Squirrel care shapes June’s days for six months of each year. Squirrels have two breeding seasons and give birth typically in March and July. June cares for her furry charges from pinkie stage till release. The squirrels do not reach maturity for twelve weeks, so the end of the first season blurs into the start of the next. Seven mornings a week, June wakes up, opens the refrigerator, and reaches for the formula she has prepared the day before. While the formula is heating up on the stove, she pops some t-shirts into the drier. The formula is placed in a syringe with a nipple attached, a young squirrel is wrapped in the warm cloth, and feeding begins. She returns the squirrel to its cage, selects another, and repeats the process fourteen more times. When they are very small, they are fed six times per day. In between feedings, June rushes to run errands and complete housework. Once a week, June works as a secretary. The squirrels come along, where they are placed in a dark unused room and fed during her breaks.

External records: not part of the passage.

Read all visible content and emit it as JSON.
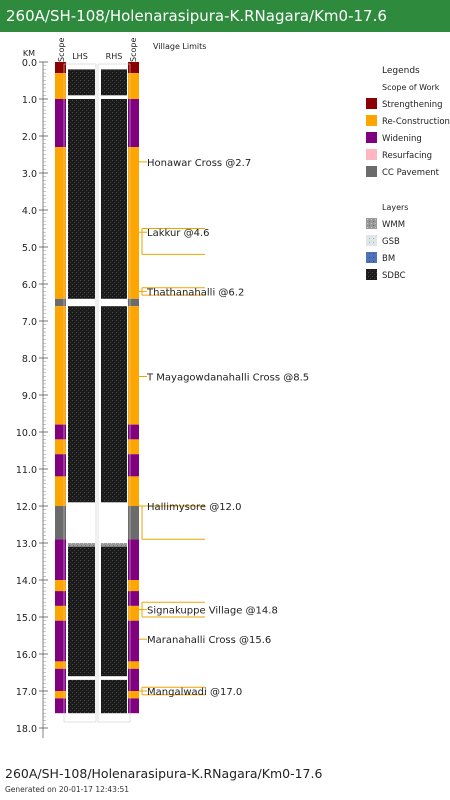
{
  "header": {
    "title": "260A/SH-108/Holenarasipura-K.RNagara/Km0-17.6"
  },
  "columns": {
    "km": "KM",
    "scope_left": "Scope",
    "lhs": "LHS",
    "rhs": "RHS",
    "scope_right": "Scope",
    "village_limits": "Village Limits"
  },
  "km_ticks": [
    "0.0",
    "1.0",
    "2.0",
    "3.0",
    "4.0",
    "5.0",
    "6.0",
    "7.0",
    "8.0",
    "9.0",
    "10.0",
    "11.0",
    "12.0",
    "13.0",
    "14.0",
    "15.0",
    "16.0",
    "17.0",
    "18.0"
  ],
  "scope_segments": [
    {
      "from": 0.0,
      "to": 0.3,
      "type": "strengthening"
    },
    {
      "from": 0.3,
      "to": 1.0,
      "type": "re-construction"
    },
    {
      "from": 1.0,
      "to": 1.5,
      "type": "widening"
    },
    {
      "from": 1.5,
      "to": 2.3,
      "type": "widening"
    },
    {
      "from": 2.3,
      "to": 6.4,
      "type": "re-construction"
    },
    {
      "from": 6.4,
      "to": 6.6,
      "type": "cc-pavement"
    },
    {
      "from": 6.6,
      "to": 9.8,
      "type": "re-construction"
    },
    {
      "from": 9.8,
      "to": 10.2,
      "type": "widening"
    },
    {
      "from": 10.2,
      "to": 10.6,
      "type": "re-construction"
    },
    {
      "from": 10.6,
      "to": 11.2,
      "type": "widening"
    },
    {
      "from": 11.2,
      "to": 12.0,
      "type": "re-construction"
    },
    {
      "from": 12.0,
      "to": 12.9,
      "type": "cc-pavement"
    },
    {
      "from": 12.9,
      "to": 14.0,
      "type": "widening"
    },
    {
      "from": 14.0,
      "to": 14.3,
      "type": "re-construction"
    },
    {
      "from": 14.3,
      "to": 14.7,
      "type": "widening"
    },
    {
      "from": 14.7,
      "to": 15.1,
      "type": "re-construction"
    },
    {
      "from": 15.1,
      "to": 16.2,
      "type": "widening"
    },
    {
      "from": 16.2,
      "to": 16.4,
      "type": "re-construction"
    },
    {
      "from": 16.4,
      "to": 17.0,
      "type": "widening"
    },
    {
      "from": 17.0,
      "to": 17.2,
      "type": "re-construction"
    },
    {
      "from": 17.2,
      "to": 17.6,
      "type": "widening"
    }
  ],
  "layer_segments": [
    {
      "from": 0.2,
      "to": 0.9,
      "layer": "sdbc"
    },
    {
      "from": 1.0,
      "to": 6.4,
      "layer": "sdbc"
    },
    {
      "from": 6.6,
      "to": 11.9,
      "layer": "sdbc"
    },
    {
      "from": 13.0,
      "to": 13.1,
      "layer": "wmm"
    },
    {
      "from": 13.1,
      "to": 16.6,
      "layer": "sdbc"
    },
    {
      "from": 16.7,
      "to": 17.6,
      "layer": "sdbc"
    }
  ],
  "villages": [
    {
      "label": "Honawar Cross @2.7",
      "km": 2.7
    },
    {
      "label": "Lakkur @4.6",
      "km": 4.6,
      "from": 4.5,
      "to": 5.2
    },
    {
      "label": "Thathanahalli @6.2",
      "km": 6.2,
      "from": 6.1,
      "to": 6.3
    },
    {
      "label": "T Mayagowdanahalli Cross @8.5",
      "km": 8.5
    },
    {
      "label": "Hallimysore @12.0",
      "km": 12.0,
      "from": 12.0,
      "to": 12.9
    },
    {
      "label": "Signakuppe Village @14.8",
      "km": 14.8,
      "from": 14.6,
      "to": 15.0
    },
    {
      "label": "Maranahalli Cross @15.6",
      "km": 15.6
    },
    {
      "label": "Mangalwadi @17.0",
      "km": 17.0,
      "from": 16.9,
      "to": 17.1
    }
  ],
  "legend": {
    "title": "Legends",
    "scope_title": "Scope of Work",
    "scope_items": [
      {
        "key": "strengthening",
        "label": "Strengthening",
        "color": "#8b0000"
      },
      {
        "key": "re-construction",
        "label": "Re-Construction",
        "color": "#ffa500"
      },
      {
        "key": "widening",
        "label": "Widening",
        "color": "#800080"
      },
      {
        "key": "resurfacing",
        "label": "Resurfacing",
        "color": "#ffb6c1"
      },
      {
        "key": "cc-pavement",
        "label": "CC Pavement",
        "color": "#6b6b6b"
      }
    ],
    "layers_title": "Layers",
    "layer_items": [
      {
        "key": "wmm",
        "label": "WMM",
        "color": "#8f8f8f"
      },
      {
        "key": "gsb",
        "label": "GSB",
        "color": "#d3dbe0"
      },
      {
        "key": "bm",
        "label": "BM",
        "color": "#4f72b8"
      },
      {
        "key": "sdbc",
        "label": "SDBC",
        "color": "#1c1c1c"
      }
    ]
  },
  "footer": {
    "title": "260A/SH-108/Holenarasipura-K.RNagara/Km0-17.6",
    "generated": "Generated on 20-01-17 12:43:51"
  }
}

As the squirrels get older, they need less frequent feedings and eventually can feed themselves. Then June stays busy marketing for vegetables, and chopping up fruits and nuts. Common foods include squash, corn, dandelion greens, yams, carrots, apples, plums, berries, and of course, nuts. Nuts of all kinds. While each squirrel seems to have its favorite vegetable, they all love nuts! Scatter a variety of foods inside a cage, and each squirrel will immediately run for a nut and commence chewing. June regularly takes walks looking for fallen branches from fruit trees for them to chew on, and also collects scattered acorns, chestnuts, and pyracantha berries.

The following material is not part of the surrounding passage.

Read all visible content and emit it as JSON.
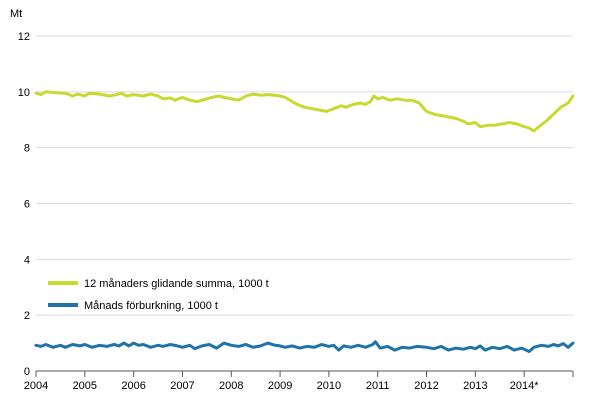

June’s commitment to the squirrels as well as to the other members of the squirrel team and the squirrel-loving public is truly impressive. She is the coordinator for the squirrel team, calling each member to find a temporary home for every squirrel that is brought in. She meets with new team members to train them. June also contacts each person who brought in a squirrel she is caring for, to let them know how they are doing and to provide information on when and where they will be released.

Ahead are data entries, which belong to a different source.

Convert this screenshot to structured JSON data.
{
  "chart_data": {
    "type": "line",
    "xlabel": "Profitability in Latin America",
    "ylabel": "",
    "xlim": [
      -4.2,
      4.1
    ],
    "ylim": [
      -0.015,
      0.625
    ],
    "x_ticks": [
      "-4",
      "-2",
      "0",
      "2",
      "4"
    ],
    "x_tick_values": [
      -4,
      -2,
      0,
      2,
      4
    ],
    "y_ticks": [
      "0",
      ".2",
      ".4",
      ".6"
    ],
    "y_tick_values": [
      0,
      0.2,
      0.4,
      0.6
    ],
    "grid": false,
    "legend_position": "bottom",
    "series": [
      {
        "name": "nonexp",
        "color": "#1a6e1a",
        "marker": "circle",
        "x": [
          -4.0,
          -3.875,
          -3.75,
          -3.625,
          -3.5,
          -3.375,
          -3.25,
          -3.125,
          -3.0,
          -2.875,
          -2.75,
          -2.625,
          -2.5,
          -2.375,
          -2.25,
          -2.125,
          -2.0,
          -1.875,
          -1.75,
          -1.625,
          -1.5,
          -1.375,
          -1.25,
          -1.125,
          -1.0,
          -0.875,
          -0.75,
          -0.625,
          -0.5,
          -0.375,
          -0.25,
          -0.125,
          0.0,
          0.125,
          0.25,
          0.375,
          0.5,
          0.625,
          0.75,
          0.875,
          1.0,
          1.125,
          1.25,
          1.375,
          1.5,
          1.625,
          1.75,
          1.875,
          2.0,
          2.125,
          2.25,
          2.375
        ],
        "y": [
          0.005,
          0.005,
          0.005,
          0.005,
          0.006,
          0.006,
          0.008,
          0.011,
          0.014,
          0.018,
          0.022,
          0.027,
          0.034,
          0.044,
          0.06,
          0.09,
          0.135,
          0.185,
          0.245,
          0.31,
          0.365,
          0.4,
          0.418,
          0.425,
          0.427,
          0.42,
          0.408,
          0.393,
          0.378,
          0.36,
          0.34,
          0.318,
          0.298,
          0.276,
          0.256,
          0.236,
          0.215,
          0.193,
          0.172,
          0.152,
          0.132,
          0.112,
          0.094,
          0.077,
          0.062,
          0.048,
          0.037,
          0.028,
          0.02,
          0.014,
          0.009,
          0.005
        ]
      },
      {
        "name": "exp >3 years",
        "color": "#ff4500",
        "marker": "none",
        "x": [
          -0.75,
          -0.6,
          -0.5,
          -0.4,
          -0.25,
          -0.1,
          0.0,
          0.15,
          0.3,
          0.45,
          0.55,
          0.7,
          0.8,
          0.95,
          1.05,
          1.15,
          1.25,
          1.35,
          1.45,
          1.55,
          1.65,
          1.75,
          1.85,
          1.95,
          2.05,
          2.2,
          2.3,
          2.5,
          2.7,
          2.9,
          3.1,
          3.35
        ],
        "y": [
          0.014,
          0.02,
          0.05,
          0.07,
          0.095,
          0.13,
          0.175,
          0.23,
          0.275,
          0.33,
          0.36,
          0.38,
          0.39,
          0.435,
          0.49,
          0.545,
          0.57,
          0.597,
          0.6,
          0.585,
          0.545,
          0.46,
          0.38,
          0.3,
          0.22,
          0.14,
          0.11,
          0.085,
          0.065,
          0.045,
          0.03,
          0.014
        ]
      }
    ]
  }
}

“I feel honored to be featured. Besides thanking the folks from the Academy, I’d like to thank my family. For six months, they have no clean laundry!” June’s husband is very supportive, building a squirrel enclosure for their backyard. Older squirrels are placed there prior to release. Her dog, Jasmine, does her part by successfully learning to stay away from the squirrels. June also wanted to communicate that she is only one member of a team. Whether rehabbing animals or doing site maintenance, whether volunteer, staff, board or donor, we are all working together toward a common goal. She also wants to thank the squirrels, who have taught her that life is a joy. “Even though their lives could end at any minute by predation, a fall, a car, they are happy to be alive. I have never seen a depressed squirrel.”